Nova Scotia Health registered respiratory therapist leads national survey on the field’s pandemic experience

Claire Ward, registered respiratory therapist and quality leader with the Perioperative Services team.

Claire Ward is a registered respiratory therapist and quality leader with the Perioperative Services team at Nova Scotia Health’s QEII Health Sciences Centre, where she works as an anesthesia assistant in the operating room.

She is tasked with airway management, a critical element that keeps patients alive when unconscious during surgery and more recently in the treatment of COVID-19 patients.

“Since all COVID-19 patients admitted to hospital require the care of a respiratory therapist, there is a high risk of virus exposure given the demand for these professionals in treating patients,” said Ward.  

And the work is intense.

Given her experience at the height of the pandemic, Ward wondered how others in the field were coping with the pandemic given the demands of their job and the nature of their work. She was compelled to reach out to her counterparts across the country to find out their collective experience.

This is how she came to be leading the first national survey of respiratory therapists.

“We’ve been fortunate to hear the stories of the experiences of nurses and doctors,” said Ward, “But the voice of the [registered respiratory therapist] was not present in those accounts of front line workers caring for COVID-19 patients.”  

Working with Dr. Jillian Banfield, PhD from the IWK Health Centre and Paul Brousseau, registered respiratory therapist at the QEII Health Sciences Centre, they developed a questionnaire to survey respiratory therapists from across the country in order to capture their COVID-19 work-related experiences.  

“The Canadian Society of Respiratory Therapists helped support the dissemination of the survey, which has helped us to form a national snapshot of respiratory therapists’ experience” said Ward. “We did a poster presentation on what we found at the society’s conference last fall, and then went on to submit the survey findings to the Canadian Journal of Respiratory Therapy.”
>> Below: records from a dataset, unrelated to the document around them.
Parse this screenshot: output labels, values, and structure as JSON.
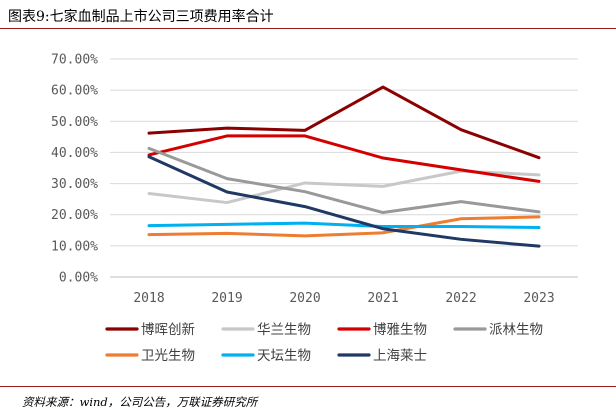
{
  "title": "图表9:七家血制品上市公司三项费用率合计",
  "source": "资料来源：wind，公司公告，万联证券研究所",
  "chart_data": {
    "type": "line",
    "title": "",
    "xlabel": "",
    "ylabel": "",
    "x": [
      "2018",
      "2019",
      "2020",
      "2021",
      "2022",
      "2023"
    ],
    "ylim": [
      0,
      70
    ],
    "yticks": [
      0,
      10,
      20,
      30,
      40,
      50,
      60,
      70
    ],
    "ytick_labels": [
      "0.00%",
      "10.00%",
      "20.00%",
      "30.00%",
      "40.00%",
      "50.00%",
      "60.00%",
      "70.00%"
    ],
    "grid": "horizontal",
    "legend_position": "bottom",
    "series": [
      {
        "name": "博晖创新",
        "color": "#8b0000",
        "values": [
          46.2,
          47.8,
          47.1,
          61.0,
          47.3,
          38.3
        ]
      },
      {
        "name": "华兰生物",
        "color": "#c8c8c8",
        "values": [
          26.8,
          23.9,
          30.2,
          29.1,
          34.0,
          32.8
        ]
      },
      {
        "name": "博雅生物",
        "color": "#d40000",
        "values": [
          39.2,
          45.3,
          45.3,
          38.2,
          34.4,
          30.7
        ]
      },
      {
        "name": "派林生物",
        "color": "#999999",
        "values": [
          41.3,
          31.6,
          27.4,
          20.7,
          24.2,
          20.9
        ]
      },
      {
        "name": "卫光生物",
        "color": "#ed7d31",
        "values": [
          13.6,
          14.0,
          13.2,
          14.2,
          18.7,
          19.3
        ]
      },
      {
        "name": "天坛生物",
        "color": "#00b0f0",
        "values": [
          16.5,
          16.9,
          17.3,
          16.2,
          16.2,
          15.9
        ]
      },
      {
        "name": "上海莱士",
        "color": "#203864",
        "values": [
          38.6,
          27.3,
          22.6,
          15.5,
          12.1,
          9.9
        ]
      }
    ]
  }
}
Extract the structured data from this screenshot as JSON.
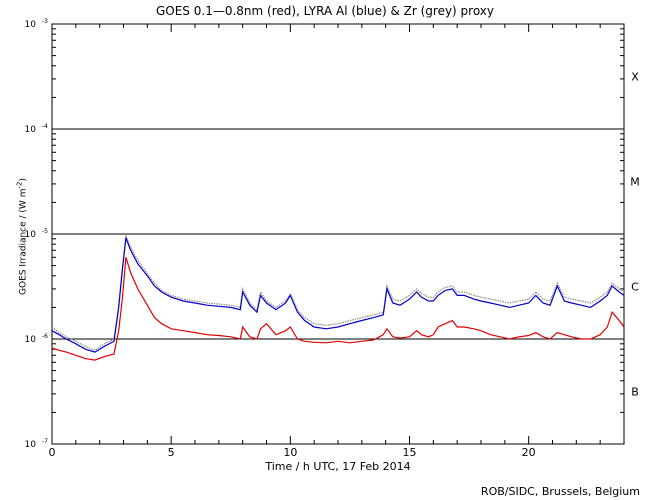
{
  "chart_data": {
    "type": "line",
    "title": "GOES 0.1—0.8nm (red), LYRA Al (blue) & Zr (grey) proxy",
    "xlabel": "Time / h UTC, 17 Feb 2014",
    "ylabel_prefix": "GOES Irradiance / (W m",
    "ylabel_exp": "-2",
    "ylabel_suffix": ")",
    "credit": "ROB/SIDC, Brussels, Belgium",
    "xlim": [
      0,
      24
    ],
    "x_ticks": [
      0,
      5,
      10,
      15,
      20
    ],
    "ylim": [
      1e-07,
      0.001
    ],
    "y_scale": "log",
    "y_ticks": [
      {
        "value": 1e-07,
        "base": "10",
        "exp": "-7"
      },
      {
        "value": 1e-06,
        "base": "10",
        "exp": "-6"
      },
      {
        "value": 1e-05,
        "base": "10",
        "exp": "-5"
      },
      {
        "value": 0.0001,
        "base": "10",
        "exp": "-4"
      },
      {
        "value": 0.001,
        "base": "10",
        "exp": "-3"
      }
    ],
    "flare_classes": [
      {
        "label": "X",
        "value": 0.000316
      },
      {
        "label": "M",
        "value": 3.16e-05
      },
      {
        "label": "C",
        "value": 3.16e-06
      },
      {
        "label": "B",
        "value": 3.16e-07
      }
    ],
    "threshold_lines": [
      1e-06,
      1e-05,
      0.0001
    ],
    "colors": {
      "goes": "#e00000",
      "lyra_al": "#0000cc",
      "lyra_zr": "#888888",
      "axis": "#000000"
    },
    "series": [
      {
        "color": "#e00000",
        "x": [
          0,
          0.3,
          0.6,
          1.0,
          1.4,
          1.8,
          2.2,
          2.6,
          2.8,
          2.95,
          3.1,
          3.3,
          3.6,
          4.0,
          4.3,
          4.6,
          5.0,
          5.5,
          6.0,
          6.5,
          7.0,
          7.5,
          7.9,
          8.0,
          8.3,
          8.6,
          8.75,
          9.0,
          9.4,
          9.8,
          10.0,
          10.3,
          10.6,
          11.0,
          11.5,
          12.0,
          12.5,
          13.0,
          13.5,
          13.9,
          14.05,
          14.3,
          14.6,
          15.0,
          15.3,
          15.5,
          15.8,
          16.0,
          16.2,
          16.5,
          16.8,
          17.0,
          17.3,
          17.7,
          18.0,
          18.4,
          18.8,
          19.2,
          19.6,
          20.0,
          20.3,
          20.6,
          20.9,
          21.2,
          21.5,
          21.8,
          22.2,
          22.6,
          23.0,
          23.3,
          23.5,
          23.8,
          24.0
        ],
        "y": [
          8.2e-07,
          7.8e-07,
          7.5e-07,
          7e-07,
          6.5e-07,
          6.3e-07,
          6.8e-07,
          7.2e-07,
          1.2e-06,
          2.4e-06,
          6e-06,
          4.3e-06,
          3e-06,
          2.1e-06,
          1.6e-06,
          1.4e-06,
          1.25e-06,
          1.2e-06,
          1.15e-06,
          1.1e-06,
          1.08e-06,
          1.05e-06,
          1e-06,
          1.3e-06,
          1.05e-06,
          1e-06,
          1.25e-06,
          1.4e-06,
          1.1e-06,
          1.2e-06,
          1.3e-06,
          1e-06,
          9.5e-07,
          9.3e-07,
          9.2e-07,
          9.5e-07,
          9.2e-07,
          9.5e-07,
          9.8e-07,
          1.1e-06,
          1.25e-06,
          1.05e-06,
          1.02e-06,
          1.05e-06,
          1.2e-06,
          1.1e-06,
          1.05e-06,
          1.1e-06,
          1.3e-06,
          1.4e-06,
          1.5e-06,
          1.3e-06,
          1.3e-06,
          1.25e-06,
          1.2e-06,
          1.1e-06,
          1.05e-06,
          1e-06,
          1.05e-06,
          1.08e-06,
          1.15e-06,
          1.05e-06,
          1e-06,
          1.15e-06,
          1.1e-06,
          1.05e-06,
          1e-06,
          1e-06,
          1.1e-06,
          1.3e-06,
          1.8e-06,
          1.5e-06,
          1.3e-06
        ]
      },
      {
        "color": "#0000cc",
        "x": [
          0,
          0.3,
          0.6,
          1.0,
          1.4,
          1.8,
          2.2,
          2.6,
          2.8,
          2.95,
          3.1,
          3.3,
          3.6,
          4.0,
          4.3,
          4.6,
          5.0,
          5.5,
          6.0,
          6.5,
          7.0,
          7.5,
          7.9,
          8.0,
          8.3,
          8.6,
          8.75,
          9.0,
          9.4,
          9.8,
          10.0,
          10.3,
          10.6,
          11.0,
          11.5,
          12.0,
          12.5,
          13.0,
          13.5,
          13.9,
          14.05,
          14.3,
          14.6,
          15.0,
          15.3,
          15.5,
          15.8,
          16.0,
          16.2,
          16.5,
          16.8,
          17.0,
          17.3,
          17.7,
          18.0,
          18.4,
          18.8,
          19.2,
          19.6,
          20.0,
          20.3,
          20.6,
          20.9,
          21.2,
          21.5,
          21.8,
          22.2,
          22.6,
          23.0,
          23.3,
          23.5,
          23.8,
          24.0
        ],
        "y": [
          1.2e-06,
          1.1e-06,
          1e-06,
          9e-07,
          8e-07,
          7.5e-07,
          8.5e-07,
          9.5e-07,
          2e-06,
          4.5e-06,
          9.2e-06,
          7e-06,
          5.2e-06,
          4e-06,
          3.2e-06,
          2.8e-06,
          2.5e-06,
          2.3e-06,
          2.2e-06,
          2.1e-06,
          2.05e-06,
          2e-06,
          1.9e-06,
          2.8e-06,
          2.1e-06,
          1.8e-06,
          2.6e-06,
          2.2e-06,
          1.9e-06,
          2.2e-06,
          2.6e-06,
          1.8e-06,
          1.5e-06,
          1.3e-06,
          1.25e-06,
          1.3e-06,
          1.4e-06,
          1.5e-06,
          1.6e-06,
          1.7e-06,
          3e-06,
          2.2e-06,
          2.1e-06,
          2.4e-06,
          2.8e-06,
          2.5e-06,
          2.3e-06,
          2.3e-06,
          2.6e-06,
          2.9e-06,
          3e-06,
          2.6e-06,
          2.6e-06,
          2.4e-06,
          2.3e-06,
          2.2e-06,
          2.1e-06,
          2e-06,
          2.1e-06,
          2.2e-06,
          2.6e-06,
          2.2e-06,
          2.1e-06,
          3.2e-06,
          2.3e-06,
          2.2e-06,
          2.1e-06,
          2e-06,
          2.3e-06,
          2.6e-06,
          3.2e-06,
          2.8e-06,
          2.6e-06
        ]
      },
      {
        "color": "#888888",
        "x": [
          0,
          0.3,
          0.6,
          1.0,
          1.4,
          1.8,
          2.2,
          2.6,
          2.8,
          2.95,
          3.1,
          3.3,
          3.6,
          4.0,
          4.3,
          4.6,
          5.0,
          5.5,
          6.0,
          6.5,
          7.0,
          7.5,
          7.9,
          8.0,
          8.3,
          8.6,
          8.75,
          9.0,
          9.4,
          9.8,
          10.0,
          10.3,
          10.6,
          11.0,
          11.5,
          12.0,
          12.5,
          13.0,
          13.5,
          13.9,
          14.05,
          14.3,
          14.6,
          15.0,
          15.3,
          15.5,
          15.8,
          16.0,
          16.2,
          16.5,
          16.8,
          17.0,
          17.3,
          17.7,
          18.0,
          18.4,
          18.8,
          19.2,
          19.6,
          20.0,
          20.3,
          20.6,
          20.9,
          21.2,
          21.5,
          21.8,
          22.2,
          22.6,
          23.0,
          23.3,
          23.5,
          23.8,
          24.0
        ],
        "y": [
          1.3e-06,
          1.15e-06,
          1.05e-06,
          9.5e-07,
          8.5e-07,
          7.8e-07,
          9e-07,
          1e-06,
          2.1e-06,
          4.8e-06,
          9.6e-06,
          7.5e-06,
          5.6e-06,
          4.2e-06,
          3.4e-06,
          2.9e-06,
          2.6e-06,
          2.4e-06,
          2.3e-06,
          2.2e-06,
          2.15e-06,
          2.1e-06,
          2e-06,
          3e-06,
          2.2e-06,
          1.9e-06,
          2.8e-06,
          2.3e-06,
          2e-06,
          2.3e-06,
          2.7e-06,
          1.9e-06,
          1.6e-06,
          1.4e-06,
          1.35e-06,
          1.4e-06,
          1.5e-06,
          1.6e-06,
          1.7e-06,
          1.8e-06,
          3.2e-06,
          2.4e-06,
          2.3e-06,
          2.6e-06,
          3e-06,
          2.7e-06,
          2.5e-06,
          2.5e-06,
          2.8e-06,
          3.1e-06,
          3.2e-06,
          2.8e-06,
          2.8e-06,
          2.6e-06,
          2.5e-06,
          2.4e-06,
          2.3e-06,
          2.2e-06,
          2.3e-06,
          2.4e-06,
          2.8e-06,
          2.4e-06,
          2.3e-06,
          3.4e-06,
          2.5e-06,
          2.4e-06,
          2.3e-06,
          2.2e-06,
          2.5e-06,
          2.8e-06,
          3.4e-06,
          3e-06,
          2.8e-06
        ]
      }
    ]
  }
}
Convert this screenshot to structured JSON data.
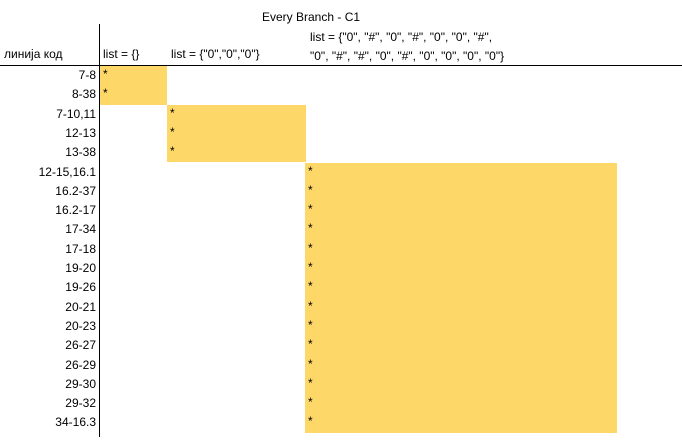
{
  "title": "Every Branch - C1",
  "headers": {
    "line_code": "линија код",
    "col1": "list = {}",
    "col2": "list = {\"0\",\"0\",\"0\"}",
    "col3_line1": "list = {\"0\", \"#\", \"0\", \"#\", \"0\", \"0\", \"#\",",
    "col3_line2": "\"0\", \"#\", \"#\", \"0\", \"#\", \"0\", \"0\", \"0\", \"0\"}"
  },
  "rows": [
    {
      "label": "7-8",
      "column": 1,
      "mark": "*"
    },
    {
      "label": "8-38",
      "column": 1,
      "mark": "*"
    },
    {
      "label": "7-10,11",
      "column": 2,
      "mark": "*"
    },
    {
      "label": "12-13",
      "column": 2,
      "mark": "*"
    },
    {
      "label": "13-38",
      "column": 2,
      "mark": "*"
    },
    {
      "label": "12-15,16.1",
      "column": 3,
      "mark": "*"
    },
    {
      "label": "16.2-37",
      "column": 3,
      "mark": "*"
    },
    {
      "label": "16.2-17",
      "column": 3,
      "mark": "*"
    },
    {
      "label": "17-34",
      "column": 3,
      "mark": "*"
    },
    {
      "label": "17-18",
      "column": 3,
      "mark": "*"
    },
    {
      "label": "19-20",
      "column": 3,
      "mark": "*"
    },
    {
      "label": "19-26",
      "column": 3,
      "mark": "*"
    },
    {
      "label": "20-21",
      "column": 3,
      "mark": "*"
    },
    {
      "label": "20-23",
      "column": 3,
      "mark": "*"
    },
    {
      "label": "26-27",
      "column": 3,
      "mark": "*"
    },
    {
      "label": "26-29",
      "column": 3,
      "mark": "*"
    },
    {
      "label": "29-30",
      "column": 3,
      "mark": "*"
    },
    {
      "label": "29-32",
      "column": 3,
      "mark": "*"
    },
    {
      "label": "34-16.3",
      "column": 3,
      "mark": "*"
    }
  ],
  "colors": {
    "highlight": "#fdd868",
    "grid": "#000000"
  }
}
The role of a respiratory therapist has been vital in the airway management and treatment of hospitalized COVID-19 patients. 

Working alongside the interprofessional practice team of nurses and physicians, they often found themselves at the bedside of a patient for hours, compared to pre-COVID times, where respiratory therapists would typically circulate between patients, working with the care team members between areas like the intensive care unit or emergency department.  

“Due to the restrictions required to prevent virus spread, movement between units is limited,” explained Ward. “Add to that the donning and changing of PPE between patient visits further limits movements of team members.”  

As a result, respiratory therapists were finding that they were caring for a single patient for longer periods of time. 

Ward sees it as a matter of all team members answering the call to care for people who are very ill during an extremely unique and difficult time. 

“We are called to see patients who are very ill and you take those concerns for them home with you, in addition to worrying about putting your own family at risk of the virus, because the intubation and extubating of patients is a high-risk activity in terms of virus spread.” 

Ward points out that from their national survey, almost 60 per cent of respiratory therapists have cared for a COVID-19 patient, and almost half have cared for one who was intubated.  

Emma Hart, a clinical team leader for the respiratory therapy department who works as part of the Emergency Airway Response Team at the QEII Health Sciences Centre and Dartmouth General Hospital, completed the national survey led by Ward.  

She explained that registered respiratory therapists have the unique experience of travelling the COVID-19 journey with their patients.  

“We see the patient when they arrive in emergency where we first care for them. We see them again when they are admitted to the [intensive care unit], and as they recover on the unit. Sometimes we see them when they are getting ready to be discharged from the hospital, and that is an amazing part of the job.”